The museum gained a considerable stock of weapons and uniforms when it took over the Hamburg Townspeople’s Militia collections in the 19th century. This was then added to in the 20th century with more Hamburg-related militaria from collectors, but also e.g. with finds from the river Elbe, like the shipload of weapons from the wreck of von Wittenbergen from the beginning of the 17th century. Today the collection includes swords from the Middle Ages and wall guns from the Early Modern period, guns and pistols from the 18th and 19th century, cut and thrust weapons, ceremonial weapons, canons, armour and helmets.
The collection also includes a large number of topographical models showing how the city has developed. Some of them originate from the 19th century, like the model from the Hamburg Pavilion at the World Exhibition in Paris 1900 showing Hamburg’s revolutionary free-port premises. The many models of ships illustrate the development of Hamburger shipyards from the late Middle Ages to the present day. One model is particularly significant, the model of the Friesia, the first steam powered passenger ship in the world. This model was built for the Vienna International Exhibition in 1873. Another very special exhibit is the original construction model of the convoy ship “Wapen von Hamburg” from the year 1780.
The museum holds a collection of app. 300 historical musical instruments of different origins. The permanent exhibition focuses on instruments manufactured in Hamburg. The signed harpsichord by Carl Conrad Fleischer of 1716 is a highlight.
Hamburg’s Coin Cabinet dates back to the 17th century and is one of the oldest museum institutions of the Hanseatic city. It has been located in the Museum für Hamburgische Geschichte since 1919. The collection comprises some 50,000 objects: coins, medals and paper currency. The collection focuses on Hamburg coinages, coins of the 10th and 11th century, coinages of the Wend Currency Association and talers of the early modern period.

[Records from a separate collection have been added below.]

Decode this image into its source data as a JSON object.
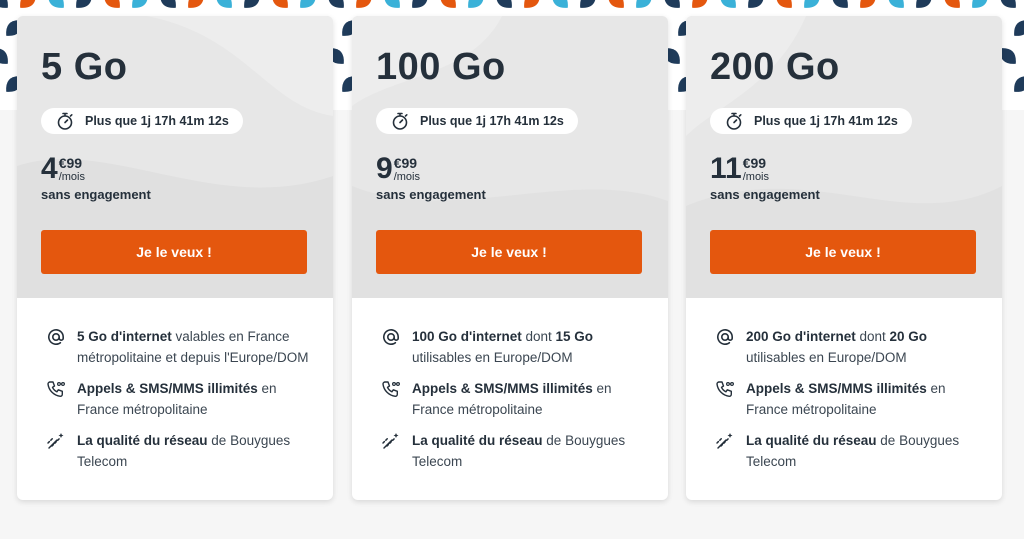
{
  "colors": {
    "accent": "#e4570e",
    "text": "#25303b",
    "card_top": "#e7e7e7",
    "pattern_navy": "#1f3b5a",
    "pattern_orange": "#e4570e",
    "pattern_cyan": "#3ab1d8"
  },
  "cta_label": "Je le veux !",
  "plans": [
    {
      "name": "5 Go",
      "timer": "Plus que 1j 17h 41m 12s",
      "price_int": "4",
      "price_dec": "€99",
      "price_unit": "/mois",
      "commitment": "sans engagement",
      "features": [
        {
          "icon": "at-icon",
          "bold": "5 Go d'internet",
          "text": " valables en France métropolitaine et depuis l'Europe/DOM",
          "bold2": "",
          "text2": ""
        },
        {
          "icon": "phone-icon",
          "bold": "Appels & SMS/MMS illimités",
          "text": " en France métropolitaine",
          "bold2": "",
          "text2": ""
        },
        {
          "icon": "network-icon",
          "bold": "La qualité du réseau",
          "text": " de Bouygues Telecom",
          "bold2": "",
          "text2": ""
        }
      ]
    },
    {
      "name": "100 Go",
      "timer": "Plus que 1j 17h 41m 12s",
      "price_int": "9",
      "price_dec": "€99",
      "price_unit": "/mois",
      "commitment": "sans engagement",
      "features": [
        {
          "icon": "at-icon",
          "bold": "100 Go d'internet",
          "text": " dont ",
          "bold2": "15 Go",
          "text2": " utilisables en Europe/DOM"
        },
        {
          "icon": "phone-icon",
          "bold": "Appels & SMS/MMS illimités",
          "text": " en France métropolitaine",
          "bold2": "",
          "text2": ""
        },
        {
          "icon": "network-icon",
          "bold": "La qualité du réseau",
          "text": " de Bouygues Telecom",
          "bold2": "",
          "text2": ""
        }
      ]
    },
    {
      "name": "200 Go",
      "timer": "Plus que 1j 17h 41m 12s",
      "price_int": "11",
      "price_dec": "€99",
      "price_unit": "/mois",
      "commitment": "sans engagement",
      "features": [
        {
          "icon": "at-icon",
          "bold": "200 Go d'internet",
          "text": " dont ",
          "bold2": "20 Go",
          "text2": " utilisables en Europe/DOM"
        },
        {
          "icon": "phone-icon",
          "bold": "Appels & SMS/MMS illimités",
          "text": " en France métropolitaine",
          "bold2": "",
          "text2": ""
        },
        {
          "icon": "network-icon",
          "bold": "La qualité du réseau",
          "text": " de Bouygues Telecom",
          "bold2": "",
          "text2": ""
        }
      ]
    }
  ]
}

The Shipping and Transport Collection comprises some 250 ship models, including specimens from nearly all renowned Hamburg shipbuilders, shipyard models, shipbuilding tools, objects related to salvaging such as diving equipment as well as a rope- and a sailmaker workshop. On the theme of transport history, the museum owns a range of vehicle models as well as several rolling vehicles like coaches and trams. Highlights are the bridge of the steam vessel Dampfer Werner which is installed in the museum and the large shipyard model of the 18th century convoy ship “Wapen von Hamburg III”.
The particularly strong folklore orientation of the Museum for Hamburg History’s collection during the first few decades after it was founded meant that many toys from the German Empire period found their way into the museum. These included dolls houses and stone construction sets, tin figures and military toys, as well as cardboard school satchels, drums and children’s toy spiked helmets. The museum also has various special artefacts from earlier centuries – including a child’s crossbow from the Middle Ages – but the main focus of the toy collection continues in the 20th century with Lineol and Elastolin figures, wooden toys, mechanical and electric model railways, parlour games and model ships from Wiking and Köster.
The textile collection comprises some 15,000 items of the most diverse types – from costumes and accessories like shoes, hats, umbrellas and handbags to woven, knit and embroidered artefacts like tapestries, pillow cases, embroidery pattern cloths and underwear. The relatively small jewellery collection focuses on two themes: jewellery from private bequests and traditional regional costume jewellery.
The museum owns some 800 items of furniture, including entire ensembles and room furnishings, usually made of wood. An especially interesting exhibit is the interior of the late classicist country residence Villa Rücker in Hamburg-Hamm, which includes 19th century wallpapers. The garden culture which is so important to Hamburg is represented by reconstructions in the permanent exhibition; baroque garden sculptures are exhibited in the museum’s interior courtyard.